Deux mesures sur la biodiversité

En première lecture du projet de loi relatif à la biodiversité, les députés ont adopté un article comportant deux dispositions qui alourdiront considérablement les contraintes de conception et d’exploitation des centres commerciaux. Les instances représentatives du commerce montent au créneau pour dénoncer des mesures qui n’ont fait l’objet d’aucune étude d’impact et qui, in fine, pénaliseront le commerce.

 La première mesure concerne l’obligation d’intégrer, sur tout ou partie de la toiture d’un commerce soumis à l’autorisation d’exploitation commerciale, soit un procédé de production d’énergie renouvelable, soit un système de végétalisation garantissant l’efficacité thermique et l’isolation pour favoriser la préservation ou la reconquête de la biodiversité. La deuxième mesure porte sur l’application d’un malus aux places de parking imperméabilisées, chaque mettre carré comptant alors double pour le calcul de la surface maximale affectée au stationnement.

LE COMMERCE DISCRIMINÉ

Au regard de la première disposition, faisant obligation de végétaliser les toitures des commerces ou d’y installer un procédé de production d’énergie renouvelable, on peut s’étonner que le commerce soit le seul secteur d’activité visé : les infrastructures de l’industrie, des services, les bâtiments publics ne sont pas soumis à une telle contrainte.

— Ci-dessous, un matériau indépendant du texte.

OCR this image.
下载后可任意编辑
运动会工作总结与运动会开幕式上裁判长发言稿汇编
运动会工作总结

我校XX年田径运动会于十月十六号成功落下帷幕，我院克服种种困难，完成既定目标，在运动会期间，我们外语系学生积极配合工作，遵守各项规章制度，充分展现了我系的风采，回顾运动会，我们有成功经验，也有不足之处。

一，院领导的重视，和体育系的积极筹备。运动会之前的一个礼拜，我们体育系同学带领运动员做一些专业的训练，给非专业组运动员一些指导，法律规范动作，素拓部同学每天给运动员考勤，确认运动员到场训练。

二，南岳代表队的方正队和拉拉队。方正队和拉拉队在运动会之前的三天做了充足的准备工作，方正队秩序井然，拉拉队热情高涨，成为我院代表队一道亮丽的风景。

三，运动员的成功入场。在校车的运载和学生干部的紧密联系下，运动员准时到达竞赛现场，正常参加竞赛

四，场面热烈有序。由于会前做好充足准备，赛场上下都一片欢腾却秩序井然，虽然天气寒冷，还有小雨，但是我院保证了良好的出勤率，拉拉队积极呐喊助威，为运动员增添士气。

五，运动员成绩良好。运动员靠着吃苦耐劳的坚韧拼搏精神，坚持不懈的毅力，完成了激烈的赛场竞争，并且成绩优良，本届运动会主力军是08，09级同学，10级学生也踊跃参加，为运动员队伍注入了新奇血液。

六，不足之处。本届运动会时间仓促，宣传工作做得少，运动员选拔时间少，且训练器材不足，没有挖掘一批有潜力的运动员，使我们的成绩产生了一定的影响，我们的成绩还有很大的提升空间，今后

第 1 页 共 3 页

Le commerce est donc incroyablement discriminé, alors que sa contribution à l’économie nationale est essentielle,  notamment en termes d’emplois. Par ailleurs, en application de l’article L.752-6 du Code du commerce, la commission départementale d’aménagement commercial (CDAC) doit prendre en considération, lors d’une demande  d’autorisation d’exploitation commerciale, l’apport du projet par rapport à une multitude de critères, sans que l’un soit supérieur aux autres. Il appartient au porteur du projet de privilégier certains critères, en fonction des spécificités locales (attentes des élus, création d’emplois, zone de chalandise, contraintes géographiques, insertion dans l’environnement, climat…). En imposant des obligations spécifiques en matière environnementale, la loi contraindrait les  entreprises à orienter leurs investissements en priorité sur ce critère. Enfin, ces nouvelles exigences environnementales, par le surcoût de construction et d’entretien qu’elles représentent, constitueront un frein à la revitalisation  commerciale des petites villes, car la rentabilisation de tels équipements ne peut se concevoir que dans des zones à fort potentiel de chalandise.

LES PARKINGS ENCORE VISÉS

La deuxième disposition, visant à imposer un malus aux parkings imperméabilisés, est tout aussi pénalisante que la première. En effet, la loi ALUR a déjà ramené de 150 % à 75 % le plafond des surfaces de stationnement par rapport à la surface commerciale bâtie. Cette limitation est préjudiciable aux commerces qui ne peuvent exercer leur activité sans parkings de proximité pour leurs clients. L’application d’un malus pour les surfaces de stationnement  imperméabilisées aggraverait leur situation. D’autant que les procédés actuels pour obtenir des surfaces perméables sont peu satisfaisants (utilisation de chariots, circulation des handicapés, terrains boueux et glissants…).Ainsi, cette mesure, si elle était confirmée, obligerait les commerces à disposer de parkings aériens ou souterrains. Or, le coût de telles infrastructures représente 6 fois (pour l’aérien) et 10 fois (pour l’enterré) celui d’un parking en surface. Un surcoût encore plus difficile à supporter économiquement, puisque 40% des surfaces liées au stationnement sont affectées aux voies de circulation, sans compter les espaces dédiés à l’alimentation des véhicules électriques ou hybrides imposés par la loi ALUR. Les fédérations du commerce resteront vigilantes sur la suite du processus législatif.